See the forest and the trees!

1 minute read


Congratulations to Dave Connelly, who just submitted his first paper! It is about the use of regression forest to represent atmospheric gravity wave momentum transport to JAMES! The manuscript makes two important steps forward. First, it shows that a “boosted forest” approach, where you train each subsequent decision tree on the residual (as sketched below), can out perform a “random forest” where you combine a number of decision trees, averaging the result. This was well known in the ML community, but less so in the climate sciences. Second, Dave found that techniques from interpretable AI could be used to improve the training of a data driven parameterization. Using feature importance metrics, he found that his origional boosted forest wasn’t using enough information about latitude. By forcing the method to predict the latitude as well, he could build trees that incorporate this information more effectively!

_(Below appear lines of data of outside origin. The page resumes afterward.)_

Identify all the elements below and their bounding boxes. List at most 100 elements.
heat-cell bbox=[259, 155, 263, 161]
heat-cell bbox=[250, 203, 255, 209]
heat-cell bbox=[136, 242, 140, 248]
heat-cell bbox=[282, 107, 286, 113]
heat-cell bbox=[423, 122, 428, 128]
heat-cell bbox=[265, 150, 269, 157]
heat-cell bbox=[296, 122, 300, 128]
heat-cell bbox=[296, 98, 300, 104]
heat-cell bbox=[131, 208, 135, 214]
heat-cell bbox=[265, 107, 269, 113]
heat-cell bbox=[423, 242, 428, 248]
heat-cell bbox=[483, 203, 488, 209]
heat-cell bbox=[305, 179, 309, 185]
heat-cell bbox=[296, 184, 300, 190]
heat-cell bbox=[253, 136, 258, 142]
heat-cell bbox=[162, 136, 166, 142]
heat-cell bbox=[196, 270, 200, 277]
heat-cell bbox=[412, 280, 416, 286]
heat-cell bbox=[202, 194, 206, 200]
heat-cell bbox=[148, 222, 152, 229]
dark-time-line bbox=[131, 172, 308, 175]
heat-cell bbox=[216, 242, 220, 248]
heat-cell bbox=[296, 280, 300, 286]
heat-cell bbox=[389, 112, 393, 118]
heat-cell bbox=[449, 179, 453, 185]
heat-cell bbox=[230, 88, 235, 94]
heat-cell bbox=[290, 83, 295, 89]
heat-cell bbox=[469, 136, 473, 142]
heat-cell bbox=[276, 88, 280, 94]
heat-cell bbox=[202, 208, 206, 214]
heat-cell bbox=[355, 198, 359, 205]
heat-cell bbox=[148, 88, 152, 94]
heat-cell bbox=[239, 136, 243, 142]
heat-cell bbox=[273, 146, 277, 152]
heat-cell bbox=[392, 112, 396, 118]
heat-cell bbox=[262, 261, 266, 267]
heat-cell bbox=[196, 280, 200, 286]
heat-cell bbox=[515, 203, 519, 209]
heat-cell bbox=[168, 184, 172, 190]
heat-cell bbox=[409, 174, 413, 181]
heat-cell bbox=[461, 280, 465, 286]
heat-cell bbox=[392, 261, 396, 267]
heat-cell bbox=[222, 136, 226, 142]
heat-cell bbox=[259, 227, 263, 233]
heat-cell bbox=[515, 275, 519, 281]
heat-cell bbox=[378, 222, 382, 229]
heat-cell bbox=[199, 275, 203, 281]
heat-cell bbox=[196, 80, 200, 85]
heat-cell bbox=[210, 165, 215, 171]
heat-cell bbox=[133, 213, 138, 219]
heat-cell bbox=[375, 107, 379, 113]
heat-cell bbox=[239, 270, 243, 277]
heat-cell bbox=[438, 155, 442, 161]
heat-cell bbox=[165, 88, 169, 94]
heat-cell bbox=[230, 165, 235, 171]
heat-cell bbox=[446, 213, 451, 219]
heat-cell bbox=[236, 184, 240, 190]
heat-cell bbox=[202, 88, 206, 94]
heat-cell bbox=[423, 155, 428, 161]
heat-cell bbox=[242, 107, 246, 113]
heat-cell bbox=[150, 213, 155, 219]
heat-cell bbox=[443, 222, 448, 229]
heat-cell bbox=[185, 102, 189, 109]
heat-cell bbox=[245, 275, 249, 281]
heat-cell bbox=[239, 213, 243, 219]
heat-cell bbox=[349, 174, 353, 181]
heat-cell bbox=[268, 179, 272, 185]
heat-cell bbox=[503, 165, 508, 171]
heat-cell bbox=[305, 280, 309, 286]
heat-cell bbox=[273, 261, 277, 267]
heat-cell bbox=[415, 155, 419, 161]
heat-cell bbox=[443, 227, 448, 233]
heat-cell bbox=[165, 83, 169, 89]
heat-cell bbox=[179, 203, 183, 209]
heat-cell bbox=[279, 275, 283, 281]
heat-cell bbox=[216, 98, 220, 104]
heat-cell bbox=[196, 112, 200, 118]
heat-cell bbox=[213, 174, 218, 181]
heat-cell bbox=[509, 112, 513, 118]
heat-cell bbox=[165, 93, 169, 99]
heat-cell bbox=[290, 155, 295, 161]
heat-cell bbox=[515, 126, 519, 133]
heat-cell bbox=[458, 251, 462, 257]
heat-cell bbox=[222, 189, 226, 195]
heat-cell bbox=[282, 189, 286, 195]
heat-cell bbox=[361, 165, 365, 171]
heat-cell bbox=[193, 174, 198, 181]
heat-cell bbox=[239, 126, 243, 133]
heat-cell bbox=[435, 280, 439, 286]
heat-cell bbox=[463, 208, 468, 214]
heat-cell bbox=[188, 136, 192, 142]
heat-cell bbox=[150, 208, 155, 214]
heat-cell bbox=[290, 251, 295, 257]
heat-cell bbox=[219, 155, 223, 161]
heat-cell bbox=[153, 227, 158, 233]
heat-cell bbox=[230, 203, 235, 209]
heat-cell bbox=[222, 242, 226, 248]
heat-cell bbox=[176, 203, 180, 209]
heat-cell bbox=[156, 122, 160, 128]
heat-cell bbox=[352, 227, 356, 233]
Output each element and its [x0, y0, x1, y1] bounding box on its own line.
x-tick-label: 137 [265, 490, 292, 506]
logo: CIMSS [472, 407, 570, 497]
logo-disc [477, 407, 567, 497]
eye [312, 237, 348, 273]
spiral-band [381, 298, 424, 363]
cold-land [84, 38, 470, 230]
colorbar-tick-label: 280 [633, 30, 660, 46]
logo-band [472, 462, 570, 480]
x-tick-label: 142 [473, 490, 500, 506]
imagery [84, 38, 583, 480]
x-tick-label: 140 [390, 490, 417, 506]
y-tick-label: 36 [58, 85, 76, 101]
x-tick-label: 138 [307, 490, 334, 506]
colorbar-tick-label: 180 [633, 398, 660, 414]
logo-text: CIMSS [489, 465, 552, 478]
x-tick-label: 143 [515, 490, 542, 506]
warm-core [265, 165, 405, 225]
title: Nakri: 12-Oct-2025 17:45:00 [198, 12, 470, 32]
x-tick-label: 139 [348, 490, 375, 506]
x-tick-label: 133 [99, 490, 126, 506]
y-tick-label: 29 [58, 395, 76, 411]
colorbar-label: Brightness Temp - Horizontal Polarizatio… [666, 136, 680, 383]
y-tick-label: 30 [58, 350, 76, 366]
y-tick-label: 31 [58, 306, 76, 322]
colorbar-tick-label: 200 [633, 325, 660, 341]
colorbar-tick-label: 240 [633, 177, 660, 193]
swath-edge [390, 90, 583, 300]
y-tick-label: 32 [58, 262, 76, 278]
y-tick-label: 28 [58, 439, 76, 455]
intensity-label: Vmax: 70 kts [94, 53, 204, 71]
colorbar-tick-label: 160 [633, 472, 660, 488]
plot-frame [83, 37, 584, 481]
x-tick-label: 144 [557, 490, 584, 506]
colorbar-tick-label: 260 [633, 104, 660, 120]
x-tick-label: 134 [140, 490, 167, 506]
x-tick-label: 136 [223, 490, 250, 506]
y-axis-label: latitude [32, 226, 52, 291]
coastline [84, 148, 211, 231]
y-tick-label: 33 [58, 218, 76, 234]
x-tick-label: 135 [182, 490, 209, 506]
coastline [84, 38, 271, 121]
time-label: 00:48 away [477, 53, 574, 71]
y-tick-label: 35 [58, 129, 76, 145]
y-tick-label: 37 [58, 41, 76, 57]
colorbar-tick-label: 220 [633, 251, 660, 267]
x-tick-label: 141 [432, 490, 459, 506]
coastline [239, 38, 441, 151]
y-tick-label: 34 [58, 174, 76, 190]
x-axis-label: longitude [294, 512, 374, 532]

Dave’s plain language summary does a nice job of explaining the big picture. Parameterizations are reduced-complexity models that estimate the effects of physical processes smaller than what can be resolved by the grid of a weather or climate model. While necessary for realistic simulations, they are a source of uncertainty in climate projections. Recently, machine learning has been used to augment or replace conventional parameterizations of atmospheric gravity waves, a type of motion by which disturbances near the Earth’s surface can affect the wind higher up. We compare several machine learning approaches to the gravity wave parameterization problem. In particular, we test neural networks against random and boosted forests, which are built around flowchart-like models called regression trees. We find that boosted forests, though not widely used for climate model parameterization, are especially successful, scoring as well as or better than neural networks on various performance metrics. We then provide proof-of-concept of a novel method to retrain the boosted forest so that it uses its input data more in line with the physics of the system, and show that this technique improves the forest’s behavior when used together with an atmospheric model.